Мастер Хуан де ла Коса только развел руками – что, мол, с ним поделаешь? – а затем, повернувшись к канарцу, шепнул:
– Я же вам говорил, этому типу самое место в камере смертников; но что касается его верности, ума и отваги, то тут я за него ручаюсь.
– Благодарю за комплименты, – ответил откровенно заинтересованный Бальбоац, склоняясь к самому его уху. – Но вы меня заинтриговали, я прямо как на иголках! Скажите, наконец, что это за штурм? Клянусь, никому не проболтаюсь.
Сьенфуэгос долго вглядывался в его лицо, пока, наконец, не пришел к выводу, что этот тип – действительно тот храбрый и надежный человек, каким его описал Хуан де ла Коса, а затем молча кивнул в сторону башен недалекой крепости, царящих над окрестными крышами.
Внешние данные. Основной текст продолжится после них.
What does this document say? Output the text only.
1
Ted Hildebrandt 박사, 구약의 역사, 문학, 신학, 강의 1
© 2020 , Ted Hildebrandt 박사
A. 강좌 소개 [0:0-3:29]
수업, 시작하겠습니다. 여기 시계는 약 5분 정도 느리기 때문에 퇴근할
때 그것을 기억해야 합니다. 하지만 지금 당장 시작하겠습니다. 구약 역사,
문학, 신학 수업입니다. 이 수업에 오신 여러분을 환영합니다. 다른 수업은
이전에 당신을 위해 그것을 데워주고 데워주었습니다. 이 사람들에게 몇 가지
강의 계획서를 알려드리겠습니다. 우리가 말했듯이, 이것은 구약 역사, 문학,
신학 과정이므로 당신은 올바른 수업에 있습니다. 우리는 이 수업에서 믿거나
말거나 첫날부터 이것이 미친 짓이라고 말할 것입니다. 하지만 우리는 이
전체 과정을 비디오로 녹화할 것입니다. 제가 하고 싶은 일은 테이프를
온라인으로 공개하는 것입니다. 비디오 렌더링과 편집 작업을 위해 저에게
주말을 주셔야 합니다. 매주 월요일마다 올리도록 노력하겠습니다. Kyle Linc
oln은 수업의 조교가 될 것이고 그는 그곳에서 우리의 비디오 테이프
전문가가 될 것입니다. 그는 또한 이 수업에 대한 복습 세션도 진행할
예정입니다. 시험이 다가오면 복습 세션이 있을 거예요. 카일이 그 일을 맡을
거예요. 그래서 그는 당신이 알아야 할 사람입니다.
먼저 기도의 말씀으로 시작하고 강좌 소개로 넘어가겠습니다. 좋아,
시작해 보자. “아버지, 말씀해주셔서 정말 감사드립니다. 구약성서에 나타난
– Крепость? – прошептал Васко Нуньес де Бальбоа, не веря своим ушам. – Вы собираетесь штурмовать эту махину?
– Ну да.
– Хотите освободить дона Родриго де Бастидаса?
– Нет, конечно!
– А тогда кого же?
– В свое время вы все узнаете.
– Но должен вас предупредить, если речь идет о государственном преступнике или изменнике – то это без меня!
– Нет, это не преступник и не изменник. Это ни в чем не повинный человек, ради которого вы и сами сунули бы руку в огонь, – Сьенфуэгос ненадолго замолчал. – Так что, если вас заинтересовало мое предложение, мы вполне сможем договориться.
– Весьма заинтересовало, – немедленно ответил тот. – Никогда прежде мне не доводилось штурмовать тюрьмы! Наверное, это так занимательно! И когда же вы собираетесь напасть?
– Я вас извещу.
– Но я должен вернуть шпагу, – заметил тот. – Без нее от меня мало толку.
– Я позабочусь о том, чтобы вам ее вернули, – заверил Хуан де ла Коса. – Но зная вашу тягу к вину, игре и женщинам, отдам ее вам лишь тогда, когда придет время действовать, а то вы, чего доброго, снова ее проиграете. Потом мы обсудим финансовую сторону дела.
– Это мне кажется справедливым. Можете на меня рассчитывать.
– Я не силен в битвах, мое дело – карты, – спокойно ответил де ла Коса. – Но если могу быть полезен – я в вашем распоряжении. Нас уже трое!
– Пятеро, – поправил Сьенфуэгос. – Правда, один из них – хромой, – добавил он, улыбнувшись.
– Бонифасио Кабрера? – воскликнул моряк, не в силах скрыть свою радость. – Тот парнишка, что служил у доньи Марианы Монтенегро?
– Он самый.
– Он, конечно, парень туповатый, зато надежный и верный, – со смехом заметил Хуан де ла Коса. – Хороша у нас, однако, армия подобралась: старик, хромой, один чокнутый и еще двое неизвестных. У вас есть идеи, как мы будем штурмовать эту чертову тюрьму таким составом?
– Никаких, – признался канарец. – Мне удалось пробраться внутрь, я изучил расположение помещений, даже побывал в интересующей меня темнице, но признаюсь честно, чем больше я думаю об этом деле, тем более безнадежным оно мне кажется.
– Хотите сказать, что у вас нет не только необходимых средств, но даже плана действий? – нетерпеливо спросил Васко Нуньес де Бальбоа. – Вот это мне нравится! Я всегда считал, что импровизации всегда лучше удаются, чем тщательно спланированные действия.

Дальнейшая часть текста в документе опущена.